District information
- Type: Public
- Grades: PreK–12
- NCES District ID: 1717730

Students and staff
- Students: 1,658 (2020–2021)

Other information
- Website: www.bccu2.org

= Bond County Community Unit School District 2 =

School district in Bond County, Illinois, United States

Bond County Community Unit School District 2 is a unified school district based in Greenville, a city located in central Bond County, Illinois that serves as its county seat.

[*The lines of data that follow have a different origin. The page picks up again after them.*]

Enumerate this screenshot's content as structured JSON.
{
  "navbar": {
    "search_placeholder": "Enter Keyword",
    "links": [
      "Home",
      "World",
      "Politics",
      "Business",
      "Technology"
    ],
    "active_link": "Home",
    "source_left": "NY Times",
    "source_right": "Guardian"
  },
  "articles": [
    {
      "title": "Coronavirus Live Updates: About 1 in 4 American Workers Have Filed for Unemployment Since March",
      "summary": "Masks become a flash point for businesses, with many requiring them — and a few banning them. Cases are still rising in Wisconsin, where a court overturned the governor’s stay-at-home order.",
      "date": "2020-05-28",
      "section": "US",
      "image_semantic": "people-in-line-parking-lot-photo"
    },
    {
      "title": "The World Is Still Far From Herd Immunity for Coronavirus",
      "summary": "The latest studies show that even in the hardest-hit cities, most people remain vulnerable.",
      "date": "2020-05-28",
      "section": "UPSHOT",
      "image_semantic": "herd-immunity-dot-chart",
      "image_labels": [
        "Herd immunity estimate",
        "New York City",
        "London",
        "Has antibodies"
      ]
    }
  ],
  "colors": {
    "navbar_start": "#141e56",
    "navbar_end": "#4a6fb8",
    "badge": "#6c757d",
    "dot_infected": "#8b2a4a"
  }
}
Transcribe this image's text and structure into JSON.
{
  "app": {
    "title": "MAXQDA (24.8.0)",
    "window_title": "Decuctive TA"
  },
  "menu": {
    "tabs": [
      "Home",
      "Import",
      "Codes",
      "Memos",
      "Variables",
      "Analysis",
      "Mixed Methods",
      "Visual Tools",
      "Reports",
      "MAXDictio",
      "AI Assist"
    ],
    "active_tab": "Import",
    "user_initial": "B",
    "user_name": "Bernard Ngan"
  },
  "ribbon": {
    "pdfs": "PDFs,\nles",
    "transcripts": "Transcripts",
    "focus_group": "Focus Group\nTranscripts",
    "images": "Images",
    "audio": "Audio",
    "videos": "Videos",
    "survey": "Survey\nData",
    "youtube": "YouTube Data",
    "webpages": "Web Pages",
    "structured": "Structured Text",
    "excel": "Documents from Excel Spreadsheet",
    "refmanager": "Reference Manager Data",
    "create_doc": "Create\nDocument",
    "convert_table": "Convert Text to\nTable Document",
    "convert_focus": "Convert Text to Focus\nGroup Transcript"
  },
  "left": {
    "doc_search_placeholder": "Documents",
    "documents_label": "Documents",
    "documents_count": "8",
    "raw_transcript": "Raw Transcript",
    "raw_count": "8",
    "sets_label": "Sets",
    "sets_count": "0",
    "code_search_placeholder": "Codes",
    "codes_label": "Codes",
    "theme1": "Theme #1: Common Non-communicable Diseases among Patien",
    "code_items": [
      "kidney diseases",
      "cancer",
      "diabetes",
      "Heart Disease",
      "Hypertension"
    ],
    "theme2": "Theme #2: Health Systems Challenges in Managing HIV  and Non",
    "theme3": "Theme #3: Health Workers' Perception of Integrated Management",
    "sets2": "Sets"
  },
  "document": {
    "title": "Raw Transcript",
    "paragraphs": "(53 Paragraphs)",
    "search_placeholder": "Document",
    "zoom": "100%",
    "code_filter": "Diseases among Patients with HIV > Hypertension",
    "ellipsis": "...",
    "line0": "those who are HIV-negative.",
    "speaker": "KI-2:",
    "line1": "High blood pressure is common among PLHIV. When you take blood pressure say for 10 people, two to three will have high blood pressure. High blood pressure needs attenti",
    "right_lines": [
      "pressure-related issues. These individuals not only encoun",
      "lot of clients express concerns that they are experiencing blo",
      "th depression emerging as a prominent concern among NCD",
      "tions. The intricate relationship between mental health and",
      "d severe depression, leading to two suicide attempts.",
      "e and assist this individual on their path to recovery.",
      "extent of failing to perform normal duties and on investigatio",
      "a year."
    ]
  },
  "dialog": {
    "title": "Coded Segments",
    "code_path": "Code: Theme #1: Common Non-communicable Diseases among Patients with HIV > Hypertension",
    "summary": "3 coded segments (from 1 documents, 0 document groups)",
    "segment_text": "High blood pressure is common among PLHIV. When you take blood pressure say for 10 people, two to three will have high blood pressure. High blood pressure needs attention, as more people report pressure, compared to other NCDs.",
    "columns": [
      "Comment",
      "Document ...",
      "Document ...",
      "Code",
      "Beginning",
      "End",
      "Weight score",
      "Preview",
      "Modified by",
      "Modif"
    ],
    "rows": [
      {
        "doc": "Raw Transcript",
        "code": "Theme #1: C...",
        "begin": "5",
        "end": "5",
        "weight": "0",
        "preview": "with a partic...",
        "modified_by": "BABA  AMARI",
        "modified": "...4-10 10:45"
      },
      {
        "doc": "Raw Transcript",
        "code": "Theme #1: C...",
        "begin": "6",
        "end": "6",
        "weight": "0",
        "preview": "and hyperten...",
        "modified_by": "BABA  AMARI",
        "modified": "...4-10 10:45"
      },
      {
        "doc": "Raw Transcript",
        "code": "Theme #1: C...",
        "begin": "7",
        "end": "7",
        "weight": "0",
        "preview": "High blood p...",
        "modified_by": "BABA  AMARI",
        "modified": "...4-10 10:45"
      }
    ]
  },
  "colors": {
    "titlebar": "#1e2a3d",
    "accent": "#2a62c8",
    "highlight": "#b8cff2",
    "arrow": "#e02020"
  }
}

Today, the district is composed of five schools; Greenville Elementary School, a NASA Explorer school that serves grades Pre-K through 5; Pocahontas Elementary School, which serves grades Pre-K through 8; Greenville Junior High School, a school that means to bridge Greenville Elementary and Greenville High by serving grades 6-8; and lastly, Greenville High School, of which all the schools ultimately feed into, serving grades 9-12. The superintendent of the school district is Wes Olson; the principal of Greenville Elementary is Eric Swingler, the principal of Pocahontas Elementary is Andrew Beckham, the principal of Greenville Junior High is Gary Brauns, and the principal of Greenville High is Kara Harris. Respectively, the mascot Greenville Elementary is the rocket; of Pocahontas, it is the Indian. The mascot of Greenville Junior High is the blue jay, and the mascot of Greenville High is the Comet.

Bond County Community Unit School District 2 provides information to prevent bullying and harassment via its main page. It also runs several extracurricular programs, such as chorus and a track and field athletic team.